Когда 5 июля 1943 года немцы начали наступление, стремясь «срезать» Курско-Орловский выступ, окружить наши войска, отец служил первым членом Военного совета Воронежского фронта, которым командовал Николай Федорович Ватутин. Именно на Воронежский фронт обрушился основной удар немцев. Чего стоит одно только танковое сражение под Прохоровкой!
Историки потом подсчитают, что с обеих сторон в битве было задействовано около полутора тысяч боевых машин, из которых более семисот сгорели вместе с экипажами.
Немцы не прошли, их прорыв захлебнулся.
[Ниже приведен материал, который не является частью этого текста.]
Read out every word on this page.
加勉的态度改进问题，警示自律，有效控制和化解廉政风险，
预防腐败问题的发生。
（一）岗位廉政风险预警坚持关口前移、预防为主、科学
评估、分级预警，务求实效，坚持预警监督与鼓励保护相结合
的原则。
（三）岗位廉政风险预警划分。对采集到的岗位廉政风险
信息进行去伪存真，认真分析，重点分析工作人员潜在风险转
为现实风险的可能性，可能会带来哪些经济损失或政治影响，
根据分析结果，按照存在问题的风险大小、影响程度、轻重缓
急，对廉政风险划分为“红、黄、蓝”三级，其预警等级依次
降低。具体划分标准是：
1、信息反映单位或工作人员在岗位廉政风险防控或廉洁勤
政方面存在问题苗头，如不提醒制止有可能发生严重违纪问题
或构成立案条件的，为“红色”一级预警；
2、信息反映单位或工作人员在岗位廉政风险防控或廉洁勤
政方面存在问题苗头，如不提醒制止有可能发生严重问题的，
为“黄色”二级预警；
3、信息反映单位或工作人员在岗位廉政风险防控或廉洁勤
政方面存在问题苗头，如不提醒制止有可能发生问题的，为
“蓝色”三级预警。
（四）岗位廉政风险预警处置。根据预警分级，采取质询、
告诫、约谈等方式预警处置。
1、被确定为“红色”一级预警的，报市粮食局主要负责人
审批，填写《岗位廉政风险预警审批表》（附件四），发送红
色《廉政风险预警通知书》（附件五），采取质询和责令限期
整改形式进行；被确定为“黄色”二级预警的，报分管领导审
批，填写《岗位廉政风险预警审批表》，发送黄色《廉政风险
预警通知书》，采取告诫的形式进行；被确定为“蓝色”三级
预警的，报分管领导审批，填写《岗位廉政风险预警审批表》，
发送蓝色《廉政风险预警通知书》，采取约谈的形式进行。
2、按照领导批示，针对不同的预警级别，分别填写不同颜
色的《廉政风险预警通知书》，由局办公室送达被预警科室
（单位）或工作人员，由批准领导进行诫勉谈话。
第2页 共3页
В военном отношении отец считал победу под Курском поважнее Сталинградской: там мы окружили уже вконец измотанного боями Паулюса, а здесь, впервые в истории Второй мировой войны, остановили немцев, самих выбравших место и момент наступления, да еще не зимой, а в разгар столь любимого ими лета.
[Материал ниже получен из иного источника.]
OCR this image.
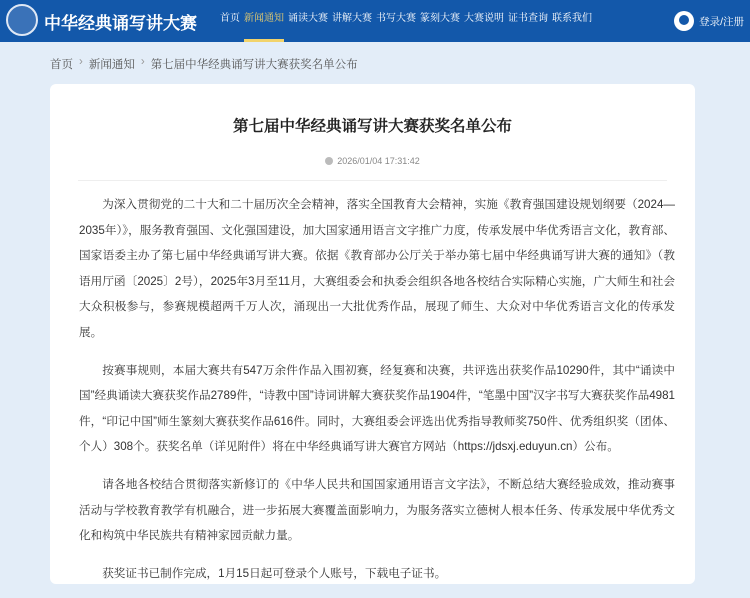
中华经典诵写讲大赛 首页 新闻通知 诵读大赛 讲解大赛 书写大赛 篆刻大赛 大赛说明 证书查询 联系我们	登录/注册
首页 › 新闻通知 › 第七届中华经典诵写讲大赛获奖名单公布
第七届中华经典诵写讲大赛获奖名单公布
2026/01/04 17:31:42

为深入贯彻党的二十大和二十届历次全会精神，落实全国教育大会精神，实施《教育强国建设规划纲要（2024—2035年）》，服务教育强国、文化强国建设，加大国家通用语言文字推广力度，传承发展中华优秀语言文化，教育部、国家语委主办了第七届中华经典诵写讲大赛。依据《教育部办公厅关于举办第七届中华经典诵写讲大赛的通知》（教语用厅函〔2025〕2号），2025年3月至11月，大赛组委会和执委会组织各地各校结合实际精心实施，广大师生和社会大众积极参与，参赛规模超两千万人次，涌现出一大批优秀作品，展现了师生、大众对中华优秀语言文化的传承发展。

按赛事规则，本届大赛共有547万余件作品入围初赛，经复赛和决赛，共评选出获奖作品10290件，其中“诵读中国”经典诵读大赛获奖作品2789件，“诗教中国”诗词讲解大赛获奖作品1904件，“笔墨中国”汉字书写大赛获奖作品4981件，“印记中国”师生篆刻大赛获奖作品616件。同时，大赛组委会评选出优秀指导教师奖750件、优秀组织奖（团体、个人）308个。获奖名单（详见附件）将在中华经典诵写讲大赛官方网站（https://jdsxj.eduyun.cn）公布。

请各地各校结合贯彻落实新修订的《中华人民共和国国家通用语言文字法》，不断总结大赛经验成效，推动赛事活动与学校教育教学有机融合，进一步拓展大赛覆盖面影响力，为服务落实立德树人根本任务、传承发展中华优秀文化和构筑中华民族共有精神家园贡献力量。

获奖证书已制作完成，1月15日起可登录个人账号，下载电子证书。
Отец рассказывал, как через несколько дней после сражения он поехал на поле боя у Прохоровки. Его поразили не остовы сгоревших танков – он их повидал достаточно, и своих, и чужих, – сразил его стоявший в воздухе горелый трупный смрад. Этот запах горелого мяса преследовал отца всю оставшуюся жизнь.
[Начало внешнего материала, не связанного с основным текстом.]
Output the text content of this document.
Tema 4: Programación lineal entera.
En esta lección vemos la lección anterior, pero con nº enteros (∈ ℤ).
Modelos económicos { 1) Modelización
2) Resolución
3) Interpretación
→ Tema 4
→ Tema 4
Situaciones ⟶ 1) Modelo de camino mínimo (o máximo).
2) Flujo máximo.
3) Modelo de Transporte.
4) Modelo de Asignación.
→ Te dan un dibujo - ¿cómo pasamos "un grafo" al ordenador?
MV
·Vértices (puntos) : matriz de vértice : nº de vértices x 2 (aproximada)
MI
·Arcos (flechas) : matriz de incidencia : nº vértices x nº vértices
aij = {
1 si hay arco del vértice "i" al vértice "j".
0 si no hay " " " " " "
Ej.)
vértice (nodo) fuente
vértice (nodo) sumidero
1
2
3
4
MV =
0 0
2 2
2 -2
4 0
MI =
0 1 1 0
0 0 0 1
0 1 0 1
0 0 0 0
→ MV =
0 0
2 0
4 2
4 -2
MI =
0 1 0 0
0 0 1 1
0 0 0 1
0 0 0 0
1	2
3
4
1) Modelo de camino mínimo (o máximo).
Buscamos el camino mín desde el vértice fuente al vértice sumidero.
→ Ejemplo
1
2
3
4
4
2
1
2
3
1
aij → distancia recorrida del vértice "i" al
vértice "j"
Перед началом Курской битвы любимец Сталина украинский кинорежиссер Александр Довженко принес ему сценарий фильма «Украина в огне». Прочитать его отец не успел, ему было не до сценария. Правда, чтобы не обидеть Довженко, все же проглядел его по диагонали, ничего крамольного не обнаружил, более того, нашел его патриотическим. А вот Сталин тогда же, несмотря на накал боев, сценарий прочитал от корки до корки и счел его украински-националистическим. Страшнее обвинения в те времена и придумать трудно. В начале 1944 года, когда уже четко наметился перелом в войне и Сталин вновь взялся за старое, он вызвал к себе, как вспоминал отец, «украинских руководителей, а кроме них писателей Корнейчука, Бажана, Тычину и, кажется, Рыльского. Довженко, естественно, тоже там присутствовал. Сталин разнес Довженко в пух и прах, его будущее как деятеля искусств было буквально подвешено, грозило даже большее. Мне Сталин предложил на основе обмена мнениями подготовить резолюцию о неблагополучном положении на идеологическом фронте Украины»279
.Дальнейшая судьба Довженко всецело зависела от отца, он мог его погубить, а мог и попытаться спасти. Отец выполнил задание Сталина, но выполнил по-своему. Довженко раскритиковали, как и полагалось в духе того времени,12 февраля 1944 года Политбюро ЦК Компартии Украины отметило наличие «в произведениях Довженко грубых политических ошибок» и рекомендовало во Всеславянском комитете заменить А.П. Довженко на М.Ф. Рыльского, вывести А.П. Довженко из комитета по Сталинским премиям и из редакции журнала «Украина», освободить его от обязанностей художественного руководителя Киевской киностудии280
. Таким образом, украинцы, то есть он, Хрущев, – «сами себя высекли, однако так, чтобы не было очень больно»281. На очередном обеде у Сталина отец доложило принятых мерах. Он не знал, как отреагирует Сталин, но, на их общее с Довженко счастье, получил высочайшее одобрение: «Хорошо, вполне приемлемо, принять», – пробормотал Сталин и больше к вопросу о национализме Довженко не возвращался282.